近畿大会は、ここ数年恒例となった兵庫県猪名川サーキット。ミニバイクやカートのサーキットに隣設して、険しい沢が続いている。
元全日本チャンピオン山本昌也が設営した12のセクションは、最近の全日本では異例ともいえる難セクションとなっていた。第1セクションから、藤波貴久(Honda)が3点を喫すれば、第3セクション、第4セクションでは藤波の最大のライバル黒山健一(ベータ)が5点となるなど、波乱含みで大会はスタートした。また難セクションとあって、下見もいつも以上に念入りとなり、第1セクションを抜けたときにはすでにスタート後30分をすぎていた。
藤波は、難セクションに多くの減点を加算されながらも、手堅い走りでライバルをリードしていく。黒山はふたつの5点でやや遅れをとっていたから、序盤で藤波をおびやかす存在となったのは、成田匠(ヤマハ)だった。世界選手権参戦から引退して4年目となる成田だが、テクニックの冴えはこのところ復活の兆しを見せている。第6セクションを終えた時点では、藤波に1点差の2位につけていた。
しかし1ラップを終えたところで、やはり2位に浮上してきたのが黒山だった。
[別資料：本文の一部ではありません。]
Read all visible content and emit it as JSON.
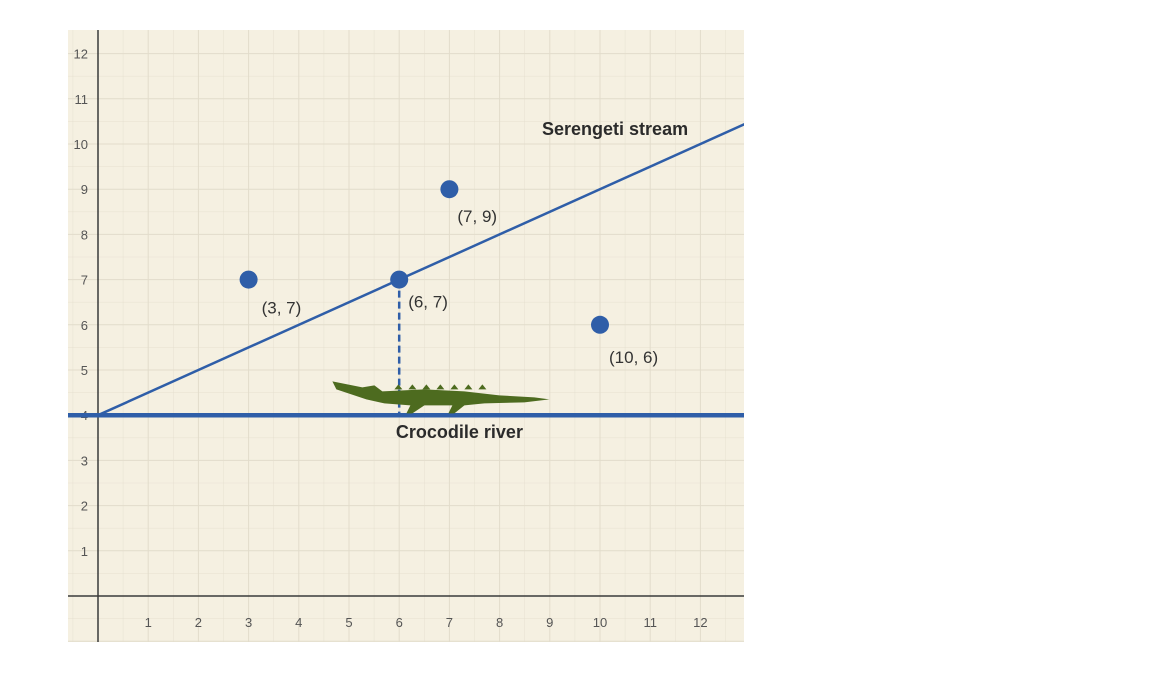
{
  "chart_data": {
    "type": "scatter",
    "title": "",
    "xlabel": "",
    "ylabel": "",
    "xlim": [
      0,
      12.9
    ],
    "ylim": [
      -1,
      12.4
    ],
    "grid": true,
    "x_ticks": [
      "1",
      "2",
      "3",
      "4",
      "5",
      "6",
      "7",
      "8",
      "9",
      "10",
      "11",
      "12"
    ],
    "y_ticks": [
      "1",
      "2",
      "3",
      "4",
      "5",
      "6",
      "7",
      "8",
      "9",
      "10",
      "11",
      "12"
    ],
    "points": [
      {
        "x": 3,
        "y": 7,
        "label": "(3, 7)"
      },
      {
        "x": 6,
        "y": 7,
        "label": "(6, 7)"
      },
      {
        "x": 7,
        "y": 9,
        "label": "(7, 9)"
      },
      {
        "x": 10,
        "y": 6,
        "label": "(10, 6)"
      }
    ],
    "lines": [
      {
        "name": "Serengeti stream",
        "x1": 0,
        "y1": 4,
        "x2": 12.9,
        "y2": 10.45
      },
      {
        "name": "Crocodile river",
        "x1": 0,
        "y1": 4,
        "x2": 12.9,
        "y2": 4
      }
    ],
    "dashed_segment": {
      "x1": 6,
      "y1": 7,
      "x2": 6,
      "y2": 4
    },
    "annotations": [
      "crocodile-icon"
    ],
    "colors": {
      "background": "#f5f0e1",
      "grid": "#e2dccb",
      "axis": "#3a3a3a",
      "series": "#2f5ea8",
      "crocodile": "#4d6b1f"
    }
  }
}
成田は、随所でマシンを押し上げなければいけないハードなセクション設定に加え、突然初夏を思わせるような陽気もあってか、体力を使い果たしてしまって脱落していった。
2位に浮上した黒山だったが、しかし藤波をおびやかすまでにはいたらない。2ラップ目にはマシントラブルもあって、ペースまで乱れてしまった。
対して藤波は、もはやまったく死角なし。減点数やクリーン数だけでなく、5点をとった数を比べてみても、黒山が8つの5点を叩いたのに対し、藤波は3ラップを通じてたったの2つでしかない。ライディングテクニック、気力、マシン、すべての力がそろった藤波の圧勝だった。
「木の枝にひっかかって岩から落ちたりトラブルもありましたが、それが原因ではないです。今回は完全に敗北です」と試合後の黒山はさばさばと語った。次戦は、5月13日、熊本県矢谷渓谷で開催される。